San Diego, California (WiredPRNews.com) — Under a policy approved by the state Board of Education, all eighth grade students in California will be made to take Algebra 1 beginning in 2011. The education board has decided to provide and make algebra testing compulsory in the eighth grade even when there were strong objections faced by Jack O’Connell, the state’s elected school chief.
Connell blamed the education board for demanding high standards and declared that the board will be required to hire extra resources as there is a shortage of algebra teachers. Also, there is a need to prepare the student’s mind to learn the rigorous field in the class. Connell also mentioned that he fears they are setting up their students for failure but he also confesses that he hopes to be proven wrong.
According to the President of the board, Ted Mitchell, there exists an “unequivocally one set of standards for all kids, no matter what their zip code, race or income level.” The decision that children in California prove their abilities when the standards are set high was also given due support by business groups along with the chancellor, Diane Woodruff.

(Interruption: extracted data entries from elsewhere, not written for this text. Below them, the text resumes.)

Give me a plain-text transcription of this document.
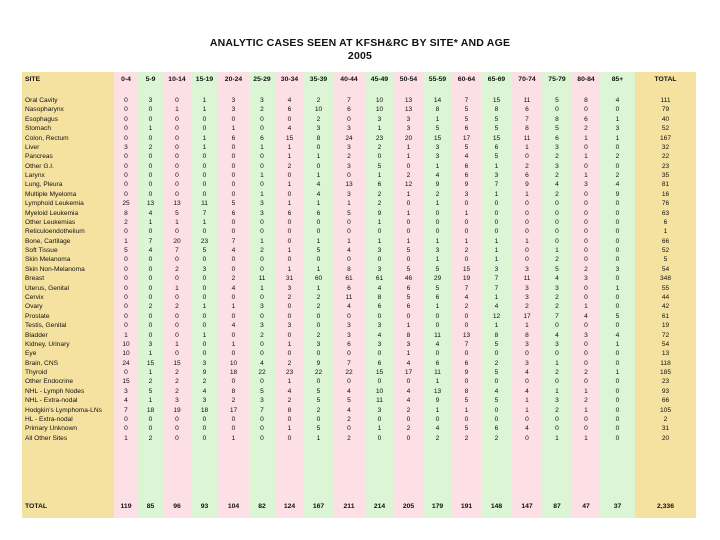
ANALYTIC CASES SEEN AT KFSH&RC BY SITE* AND AGE
2005
SITE	0-4	5-9	10-14	15-19	20-24	25-29	30-34	35-39	40-44	45-49	50-54	55-59	60-64	65-69	70-74	75-79	80-84	85+	TOTAL
Oral Cavity	0	3	0	1	3	3	4	2	7	10	13	14	7	15	11	5	8	4	111
Nasopharynx	0	0	1	1	3	2	6	10	6	10	13	8	5	8	6	0	0	0	79
Esophagus	0	0	0	0	0	0	0	2	0	3	3	1	5	5	7	8	6	1	40
Stomach	0	1	0	0	1	0	4	3	3	1	3	5	6	5	8	5	2	3	52
Colon, Rectum	0	0	0	1	6	6	15	8	24	23	20	15	17	15	11	6	1	1	167
Liver	3	2	0	1	0	1	1	0	3	2	1	3	5	6	1	3	0	0	32
Pancreas	0	0	0	0	0	0	1	1	2	0	1	3	4	5	0	2	1	2	22
Other G.I.	0	0	0	0	0	0	2	0	3	5	0	1	6	1	2	3	0	0	23
Larynx	0	0	0	0	0	1	0	1	0	1	2	4	6	3	6	2	1	2	35
Lung, Pleura	0	0	0	0	0	0	1	4	13	6	12	9	9	7	9	4	3	4	81
Multiple Myeloma	0	0	0	0	0	1	0	4	3	2	1	2	3	1	1	2	0	9	16
Lymphoid Leukemia	25	13	13	11	5	3	1	1	1	2	0	1	0	0	0	0	0	0	76
Myeloid Leukemia	8	4	5	7	6	3	6	6	5	9	1	0	1	0	0	0	0	0	63
Other Leukemias	2	1	1	1	0	0	0	0	0	1	0	0	0	0	0	0	0	0	6
Reticuloendothelium	0	0	0	0	0	0	0	0	0	0	0	0	0	0	0	0	0	0	1
Bone, Cartilage	1	7	20	23	7	1	0	1	1	1	1	1	1	1	1	0	0	0	66
Soft Tissue	5	4	7	5	4	2	1	5	4	3	5	3	2	1	0	1	0	0	52
Skin Melanoma	0	0	0	0	0	0	0	0	0	0	0	1	0	1	0	2	0	0	5
Skin Non-Melanoma	0	0	2	3	0	0	1	1	8	3	5	5	15	3	3	5	2	3	54
Breast	0	0	0	0	2	11	31	60	61	61	46	29	19	7	11	4	3	0	348
Uterus, Genital	0	0	1	0	4	1	3	1	6	4	6	5	7	7	3	3	0	1	55
Cervix	0	0	0	0	0	0	2	2	11	8	5	6	4	1	3	2	0	0	44
Ovary	0	2	2	1	1	3	0	2	4	6	6	1	2	4	2	2	1	0	42
Prostate	0	0	0	0	0	0	0	0	0	0	0	0	0	12	17	7	4	5	61
Testis, Genital	0	0	0	0	4	3	3	0	3	3	1	0	0	1	1	0	0	0	19
Bladder	1	0	0	1	0	2	0	2	3	4	8	11	13	8	8	4	3	4	72
Kidney, Urinary	10	3	1	0	1	0	1	3	6	3	3	4	7	5	3	3	0	1	54
Eye	10	1	0	0	0	0	0	0	0	0	1	0	0	0	0	0	0	0	13
Brain, CNS	24	15	15	3	10	4	2	9	7	6	4	6	6	2	3	1	0	0	118
Thyroid	0	1	2	9	18	22	23	22	22	15	17	11	9	5	4	2	2	1	185
Other Endocrine	15	2	2	2	0	0	1	0	0	0	0	1	0	0	0	0	0	0	23
NHL - Lymph Nodes	3	5	2	4	8	5	4	5	4	10	4	13	8	4	4	1	1	0	93
NHL - Extra-nodal	4	1	3	3	2	3	2	5	5	11	4	9	5	5	1	3	2	0	66
Hodgkin's Lymphoma-LNs	7	18	19	18	17	7	8	2	4	3	2	1	1	0	1	2	1	0	105
HL - Extra-nodal	0	0	0	0	0	0	0	0	2	0	0	0	0	0	0	0	0	0	2
Primary Unknown	0	0	0	0	0	0	1	5	0	1	2	4	5	6	4	0	0	0	31
All Other Sites	1	2	0	0	1	0	0	1	2	0	0	2	2	2	0	1	1	0	20
TOTAL	119	85	96	93	104	82	124	167	211	214	205	179	191	148	147	87	47	37	2,336
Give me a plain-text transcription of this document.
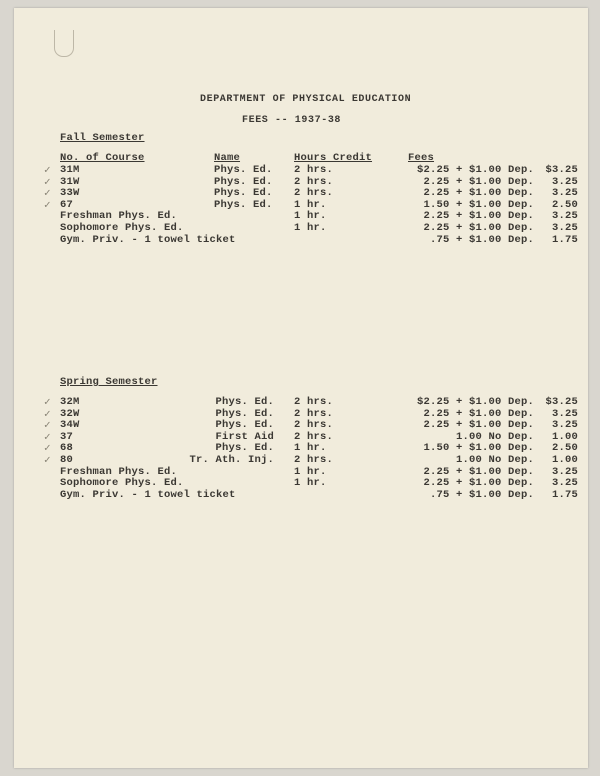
DEPARTMENT OF PHYSICAL EDUCATION
FEES -- 1937-38
Fall Semester
No. of Course	Name	Hours Credit	Fees
Spring Semester
✓ 31M	Phys. Ed. 2 hrs.	$2.25 + $1.00 Dep.	$3.25
✓ 31W	Phys. Ed. 2 hrs.	2.25 + $1.00 Dep.	3.25
✓ 33W	Phys. Ed. 2 hrs.	2.25 + $1.00 Dep.	3.25
✓ 67	Phys. Ed. 1 hr.	1.50 + $1.00 Dep.	2.50
Freshman Phys. Ed.	1 hr.	2.25 + $1.00 Dep.	3.25
Sophomore Phys. Ed.	1 hr.	2.25 + $1.00 Dep.	3.25
Gym. Priv. - 1 towel ticket	.75 + $1.00 Dep.	1.75
✓ 32M	Phys. Ed. 2 hrs.	$2.25 + $1.00 Dep.	$3.25
✓ 32W	Phys. Ed. 2 hrs.	2.25 + $1.00 Dep.	3.25
✓ 34W	Phys. Ed. 2 hrs.	2.25 + $1.00 Dep.	3.25
✓ 37	First Aid 2 hrs.	1.00 No Dep.	1.00
✓ 68	Phys. Ed. 1 hr.	1.50 + $1.00 Dep.	2.50
✓ 80	Tr. Ath. Inj. 2 hrs.	1.00 No Dep.	1.00
Freshman Phys. Ed.	1 hr.	2.25 + $1.00 Dep.	3.25
Sophomore Phys. Ed.	1 hr.	2.25 + $1.00 Dep.	3.25
Gym. Priv. - 1 towel ticket	.75 + $1.00 Dep.	1.75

The proposition of adding Algebra 1 in high school academics has been a requirement since 2004. Students are expected to qualify in the Algebra 1 testing in the eighth grade but they can take the class anytime before completing graduation.
The approximate number of eighth graders is about 500,000 in public schools but currently, only 52% of the students take Algebra 1 and the eighth graders who are not enrolled in the same field have to take an extra exam such as the general math of the California Standards Test.